At the start of the focus groups interviews, the first author told the interviewed pupils that he would like them to help him gain a better understanding of bullying. The pupils were then shown a bullying vignette (see below) and were told, ‘In the picture you can see some guys/girls who are in the same class. They are in grade…., like you. Basically, all these guys/girls really think that bullying is wrong and stupid. Nevertheless, this happens in the class …’. The pupils were asked to reflect on the portrayed pupils’ actions, and to explain what they thought each of the portrayed pupils were thinking:

  • This guy/girl (A) usually bullies the guy/girl sitting down in the picture (B). He/she does it at least a couple of times every week. How can it happen, do you think, that he/she does so even though he/she basically thinks that bullying is wrong? What do you think he’s/she’s thinking?

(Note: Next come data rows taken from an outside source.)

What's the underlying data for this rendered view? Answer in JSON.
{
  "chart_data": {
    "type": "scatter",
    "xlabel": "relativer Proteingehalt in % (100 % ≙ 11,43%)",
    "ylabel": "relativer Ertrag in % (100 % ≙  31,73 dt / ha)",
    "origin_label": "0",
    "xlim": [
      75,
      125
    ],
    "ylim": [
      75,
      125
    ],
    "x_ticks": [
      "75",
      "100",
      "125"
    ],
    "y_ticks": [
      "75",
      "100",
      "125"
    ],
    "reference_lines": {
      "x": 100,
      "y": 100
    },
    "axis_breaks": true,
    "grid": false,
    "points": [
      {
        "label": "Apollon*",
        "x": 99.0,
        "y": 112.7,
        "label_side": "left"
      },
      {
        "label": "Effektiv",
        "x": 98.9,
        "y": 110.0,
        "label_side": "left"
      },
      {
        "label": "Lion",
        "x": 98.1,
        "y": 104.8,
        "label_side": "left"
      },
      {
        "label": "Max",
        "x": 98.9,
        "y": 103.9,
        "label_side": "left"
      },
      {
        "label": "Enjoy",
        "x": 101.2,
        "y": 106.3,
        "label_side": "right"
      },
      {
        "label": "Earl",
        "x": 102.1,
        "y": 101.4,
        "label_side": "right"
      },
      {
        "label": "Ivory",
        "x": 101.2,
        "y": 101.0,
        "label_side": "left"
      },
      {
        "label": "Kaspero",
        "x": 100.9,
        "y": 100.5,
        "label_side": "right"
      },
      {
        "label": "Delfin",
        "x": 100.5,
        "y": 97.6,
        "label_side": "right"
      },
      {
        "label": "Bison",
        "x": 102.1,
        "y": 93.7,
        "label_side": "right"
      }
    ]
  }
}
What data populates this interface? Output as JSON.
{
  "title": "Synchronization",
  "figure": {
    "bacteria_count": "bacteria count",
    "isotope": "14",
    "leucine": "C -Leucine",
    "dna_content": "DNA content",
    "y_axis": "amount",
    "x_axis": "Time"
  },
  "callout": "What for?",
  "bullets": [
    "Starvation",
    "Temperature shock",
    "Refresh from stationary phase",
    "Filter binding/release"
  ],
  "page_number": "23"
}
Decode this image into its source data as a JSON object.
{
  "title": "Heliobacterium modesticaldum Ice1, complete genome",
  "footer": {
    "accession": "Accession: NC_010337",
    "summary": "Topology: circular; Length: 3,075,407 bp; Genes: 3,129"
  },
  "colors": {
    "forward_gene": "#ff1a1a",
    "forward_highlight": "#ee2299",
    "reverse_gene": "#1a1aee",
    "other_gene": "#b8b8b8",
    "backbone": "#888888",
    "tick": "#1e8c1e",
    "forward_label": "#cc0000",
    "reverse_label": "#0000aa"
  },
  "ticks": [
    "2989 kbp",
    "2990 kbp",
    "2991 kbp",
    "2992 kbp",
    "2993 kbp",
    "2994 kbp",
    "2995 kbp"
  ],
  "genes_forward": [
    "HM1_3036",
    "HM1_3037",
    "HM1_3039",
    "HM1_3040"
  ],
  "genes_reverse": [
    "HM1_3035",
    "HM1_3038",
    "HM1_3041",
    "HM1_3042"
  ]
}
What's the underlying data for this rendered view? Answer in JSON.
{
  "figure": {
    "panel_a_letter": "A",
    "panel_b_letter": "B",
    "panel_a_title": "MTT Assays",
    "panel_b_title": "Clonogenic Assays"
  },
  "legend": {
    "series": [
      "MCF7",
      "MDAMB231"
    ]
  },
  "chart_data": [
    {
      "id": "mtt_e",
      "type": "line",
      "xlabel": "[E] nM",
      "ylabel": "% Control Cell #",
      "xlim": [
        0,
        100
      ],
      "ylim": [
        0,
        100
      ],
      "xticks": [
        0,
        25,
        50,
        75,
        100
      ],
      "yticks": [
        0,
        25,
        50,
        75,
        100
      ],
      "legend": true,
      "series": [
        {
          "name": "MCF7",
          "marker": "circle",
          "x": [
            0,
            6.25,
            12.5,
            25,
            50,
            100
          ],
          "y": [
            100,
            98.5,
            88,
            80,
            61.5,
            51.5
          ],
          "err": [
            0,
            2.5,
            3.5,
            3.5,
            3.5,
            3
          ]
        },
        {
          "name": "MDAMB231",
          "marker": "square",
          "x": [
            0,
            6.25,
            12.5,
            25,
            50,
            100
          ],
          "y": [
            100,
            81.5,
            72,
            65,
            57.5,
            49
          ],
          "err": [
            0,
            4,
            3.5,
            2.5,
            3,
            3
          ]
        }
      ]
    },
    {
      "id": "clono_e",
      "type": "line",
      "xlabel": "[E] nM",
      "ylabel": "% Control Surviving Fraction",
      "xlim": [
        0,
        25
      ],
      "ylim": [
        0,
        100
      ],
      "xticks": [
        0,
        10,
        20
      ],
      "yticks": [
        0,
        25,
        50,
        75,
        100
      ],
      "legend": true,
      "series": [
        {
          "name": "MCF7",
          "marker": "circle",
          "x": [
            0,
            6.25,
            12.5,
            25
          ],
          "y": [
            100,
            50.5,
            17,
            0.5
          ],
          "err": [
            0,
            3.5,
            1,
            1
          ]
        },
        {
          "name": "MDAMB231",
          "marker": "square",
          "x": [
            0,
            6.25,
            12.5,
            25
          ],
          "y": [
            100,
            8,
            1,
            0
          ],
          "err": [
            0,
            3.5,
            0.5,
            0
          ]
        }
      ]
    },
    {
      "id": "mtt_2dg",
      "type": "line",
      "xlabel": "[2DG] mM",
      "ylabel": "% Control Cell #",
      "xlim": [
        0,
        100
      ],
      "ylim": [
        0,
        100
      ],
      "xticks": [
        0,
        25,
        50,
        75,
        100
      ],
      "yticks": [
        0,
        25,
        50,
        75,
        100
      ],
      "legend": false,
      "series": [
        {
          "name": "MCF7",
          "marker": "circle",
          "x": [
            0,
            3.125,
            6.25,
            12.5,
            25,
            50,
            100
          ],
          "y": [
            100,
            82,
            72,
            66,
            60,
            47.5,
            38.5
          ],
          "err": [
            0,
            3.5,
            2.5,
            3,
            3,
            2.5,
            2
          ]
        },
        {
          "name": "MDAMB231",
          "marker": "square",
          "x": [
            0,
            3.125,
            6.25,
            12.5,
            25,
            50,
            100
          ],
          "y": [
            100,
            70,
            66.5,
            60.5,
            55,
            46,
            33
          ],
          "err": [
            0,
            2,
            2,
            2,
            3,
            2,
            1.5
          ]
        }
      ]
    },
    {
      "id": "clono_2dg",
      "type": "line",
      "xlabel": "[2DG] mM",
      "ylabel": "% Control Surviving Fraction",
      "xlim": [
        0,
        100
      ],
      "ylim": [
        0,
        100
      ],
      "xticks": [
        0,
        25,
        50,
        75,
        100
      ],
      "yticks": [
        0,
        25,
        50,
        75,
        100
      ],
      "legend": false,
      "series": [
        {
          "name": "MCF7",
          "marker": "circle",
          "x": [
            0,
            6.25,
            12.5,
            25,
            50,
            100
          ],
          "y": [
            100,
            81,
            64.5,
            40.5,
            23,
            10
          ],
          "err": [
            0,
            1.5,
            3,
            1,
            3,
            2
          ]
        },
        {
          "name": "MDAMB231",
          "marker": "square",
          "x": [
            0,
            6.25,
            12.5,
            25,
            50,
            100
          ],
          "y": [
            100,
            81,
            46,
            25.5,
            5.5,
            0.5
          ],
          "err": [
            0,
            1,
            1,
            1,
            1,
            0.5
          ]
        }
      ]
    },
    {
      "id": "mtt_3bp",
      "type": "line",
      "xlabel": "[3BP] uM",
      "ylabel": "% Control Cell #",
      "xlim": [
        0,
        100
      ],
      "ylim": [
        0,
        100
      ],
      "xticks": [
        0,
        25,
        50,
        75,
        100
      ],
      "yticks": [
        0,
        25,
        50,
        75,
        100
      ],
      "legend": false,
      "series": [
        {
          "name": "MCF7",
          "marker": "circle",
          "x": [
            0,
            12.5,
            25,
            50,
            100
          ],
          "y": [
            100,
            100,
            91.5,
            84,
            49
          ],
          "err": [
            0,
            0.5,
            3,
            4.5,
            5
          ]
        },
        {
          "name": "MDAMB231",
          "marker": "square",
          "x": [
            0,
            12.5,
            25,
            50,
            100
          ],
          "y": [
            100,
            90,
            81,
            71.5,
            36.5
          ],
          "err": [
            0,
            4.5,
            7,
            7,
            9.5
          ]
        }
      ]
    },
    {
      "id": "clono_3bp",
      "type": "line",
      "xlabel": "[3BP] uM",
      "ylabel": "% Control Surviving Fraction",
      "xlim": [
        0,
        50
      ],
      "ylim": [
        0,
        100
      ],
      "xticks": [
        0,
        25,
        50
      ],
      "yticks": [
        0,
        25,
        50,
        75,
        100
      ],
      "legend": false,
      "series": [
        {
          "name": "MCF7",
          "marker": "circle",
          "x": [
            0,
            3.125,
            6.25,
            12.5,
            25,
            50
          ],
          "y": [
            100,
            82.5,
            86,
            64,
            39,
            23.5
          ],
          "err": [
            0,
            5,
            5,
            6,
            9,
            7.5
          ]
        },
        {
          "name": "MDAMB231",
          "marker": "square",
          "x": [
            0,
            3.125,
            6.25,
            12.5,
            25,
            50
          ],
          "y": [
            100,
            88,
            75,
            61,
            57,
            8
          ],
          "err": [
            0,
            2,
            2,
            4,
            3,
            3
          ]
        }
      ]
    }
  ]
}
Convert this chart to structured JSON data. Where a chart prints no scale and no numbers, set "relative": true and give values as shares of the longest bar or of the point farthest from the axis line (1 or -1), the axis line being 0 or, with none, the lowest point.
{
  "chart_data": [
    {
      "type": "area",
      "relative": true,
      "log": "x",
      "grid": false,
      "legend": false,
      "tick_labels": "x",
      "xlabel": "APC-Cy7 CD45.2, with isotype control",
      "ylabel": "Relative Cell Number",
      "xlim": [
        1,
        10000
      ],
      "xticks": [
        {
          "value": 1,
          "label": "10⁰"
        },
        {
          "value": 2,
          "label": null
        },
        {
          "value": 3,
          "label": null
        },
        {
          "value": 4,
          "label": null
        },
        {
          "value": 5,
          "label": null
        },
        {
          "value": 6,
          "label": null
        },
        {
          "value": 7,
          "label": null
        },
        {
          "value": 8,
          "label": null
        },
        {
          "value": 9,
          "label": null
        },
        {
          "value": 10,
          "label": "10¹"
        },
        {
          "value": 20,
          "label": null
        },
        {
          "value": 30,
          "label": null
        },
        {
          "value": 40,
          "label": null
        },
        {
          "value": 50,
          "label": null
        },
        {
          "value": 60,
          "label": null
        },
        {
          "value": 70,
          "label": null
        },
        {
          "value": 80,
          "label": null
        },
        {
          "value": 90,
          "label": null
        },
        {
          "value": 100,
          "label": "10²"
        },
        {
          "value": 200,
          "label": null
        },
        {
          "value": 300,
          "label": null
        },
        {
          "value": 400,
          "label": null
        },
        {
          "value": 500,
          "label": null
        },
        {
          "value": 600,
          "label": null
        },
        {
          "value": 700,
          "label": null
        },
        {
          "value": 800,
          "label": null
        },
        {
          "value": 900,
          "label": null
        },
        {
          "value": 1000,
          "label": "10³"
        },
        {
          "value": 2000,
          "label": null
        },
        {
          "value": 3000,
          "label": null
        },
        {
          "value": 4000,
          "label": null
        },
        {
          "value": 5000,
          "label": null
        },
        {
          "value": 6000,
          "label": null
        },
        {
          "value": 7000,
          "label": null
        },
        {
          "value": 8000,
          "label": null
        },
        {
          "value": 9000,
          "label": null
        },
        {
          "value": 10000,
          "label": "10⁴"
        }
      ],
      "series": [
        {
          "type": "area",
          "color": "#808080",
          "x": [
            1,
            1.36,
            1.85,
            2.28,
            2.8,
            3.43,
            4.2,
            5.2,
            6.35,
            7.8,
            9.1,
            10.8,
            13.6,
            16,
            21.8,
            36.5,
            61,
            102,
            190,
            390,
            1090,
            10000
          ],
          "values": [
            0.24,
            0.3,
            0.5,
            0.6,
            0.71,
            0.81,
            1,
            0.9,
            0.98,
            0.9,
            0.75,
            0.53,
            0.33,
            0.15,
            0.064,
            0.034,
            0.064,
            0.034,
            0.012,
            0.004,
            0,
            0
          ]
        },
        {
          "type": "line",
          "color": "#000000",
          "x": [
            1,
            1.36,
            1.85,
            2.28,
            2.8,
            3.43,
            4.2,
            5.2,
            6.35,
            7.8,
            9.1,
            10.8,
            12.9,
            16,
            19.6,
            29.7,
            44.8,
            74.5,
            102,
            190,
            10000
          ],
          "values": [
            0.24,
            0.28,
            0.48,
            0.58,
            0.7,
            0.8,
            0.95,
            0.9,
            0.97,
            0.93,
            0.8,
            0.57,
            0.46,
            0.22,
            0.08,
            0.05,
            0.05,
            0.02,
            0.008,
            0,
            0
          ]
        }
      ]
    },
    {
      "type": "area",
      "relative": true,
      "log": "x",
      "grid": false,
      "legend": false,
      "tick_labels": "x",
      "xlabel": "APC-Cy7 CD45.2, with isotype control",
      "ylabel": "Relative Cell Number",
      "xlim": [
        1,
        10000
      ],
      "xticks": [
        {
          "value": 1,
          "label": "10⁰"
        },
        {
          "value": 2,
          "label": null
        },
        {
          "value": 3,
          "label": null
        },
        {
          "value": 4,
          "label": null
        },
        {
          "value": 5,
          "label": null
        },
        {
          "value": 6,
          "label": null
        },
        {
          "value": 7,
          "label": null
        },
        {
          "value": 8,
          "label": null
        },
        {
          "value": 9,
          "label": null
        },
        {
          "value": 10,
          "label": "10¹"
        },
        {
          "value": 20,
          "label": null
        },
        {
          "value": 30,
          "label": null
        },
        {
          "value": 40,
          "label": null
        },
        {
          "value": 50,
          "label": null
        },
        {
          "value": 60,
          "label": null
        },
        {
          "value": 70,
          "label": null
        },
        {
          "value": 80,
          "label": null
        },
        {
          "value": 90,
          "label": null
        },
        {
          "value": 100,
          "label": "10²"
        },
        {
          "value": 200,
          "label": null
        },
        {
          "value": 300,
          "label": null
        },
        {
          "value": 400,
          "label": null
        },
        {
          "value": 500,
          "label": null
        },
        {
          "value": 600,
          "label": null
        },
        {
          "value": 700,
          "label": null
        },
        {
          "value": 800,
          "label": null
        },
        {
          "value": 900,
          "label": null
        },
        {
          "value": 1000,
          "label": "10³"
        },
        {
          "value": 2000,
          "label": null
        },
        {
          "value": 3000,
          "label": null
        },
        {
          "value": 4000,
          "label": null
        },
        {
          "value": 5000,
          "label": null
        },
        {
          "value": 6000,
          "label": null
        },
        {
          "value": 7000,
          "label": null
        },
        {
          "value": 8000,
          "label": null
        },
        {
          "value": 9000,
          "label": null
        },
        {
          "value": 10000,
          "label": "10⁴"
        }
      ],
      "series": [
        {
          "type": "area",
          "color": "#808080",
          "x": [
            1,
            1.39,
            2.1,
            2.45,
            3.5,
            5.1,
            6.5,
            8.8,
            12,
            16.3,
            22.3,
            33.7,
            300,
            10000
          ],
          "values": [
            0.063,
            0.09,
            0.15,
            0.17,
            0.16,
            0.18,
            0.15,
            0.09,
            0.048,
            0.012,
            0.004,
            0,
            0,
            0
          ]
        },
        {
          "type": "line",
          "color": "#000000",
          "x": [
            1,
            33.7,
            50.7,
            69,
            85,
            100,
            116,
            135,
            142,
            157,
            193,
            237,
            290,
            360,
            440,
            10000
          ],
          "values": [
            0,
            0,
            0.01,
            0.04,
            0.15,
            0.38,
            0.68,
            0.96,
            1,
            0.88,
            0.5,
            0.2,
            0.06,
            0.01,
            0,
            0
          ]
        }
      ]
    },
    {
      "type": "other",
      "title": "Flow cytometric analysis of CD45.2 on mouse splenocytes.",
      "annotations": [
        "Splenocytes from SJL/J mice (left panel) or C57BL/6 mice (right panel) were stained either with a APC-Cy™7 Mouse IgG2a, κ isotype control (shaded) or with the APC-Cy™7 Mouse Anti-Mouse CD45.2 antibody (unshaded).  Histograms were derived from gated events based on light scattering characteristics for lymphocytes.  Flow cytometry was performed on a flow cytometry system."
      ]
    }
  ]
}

  • This guy/girl (C) joins the other guy/girl and he/she also starts to bully the guy/girl sitting down. How can it happen, do you think, that he/she does so even though he/she basically thinks that bullying is wrong? What do you think he’s/she’s thinking?

  • This guy/girl (D) is standing beside, watching the bullying. He/she laughs and cheers at those who bully the guy/girl. How can it happen, do you think, that he/she does so even though he/she basically thinks that bullying is wrong? What do you think he’s/she’s thinking?

  • This guy/girl (E) also sees what’s happening. He/she does nothing special, but stands in the background and remains quiet. How can it happen, do you think, that he/she does so even though he/she basically thinks that bullying is wrong? What do you think he’s/she’s thinking? (If he/she feels that he/she doesn’t care – What do you think he’s/she’s thinking then?)

  • This guy/girl (F) also sees what’s happening. He/she does nothing special, but leaves the situation, without helping the guy/girl (B). How can it happen, do you think, that he/she does so even though he/she basically thinks that bullying is wrong? What do you think he’s/she’s thinking? (If he/she feels that he/she doesn’t care – What do you think he’s/she’s thinking then?)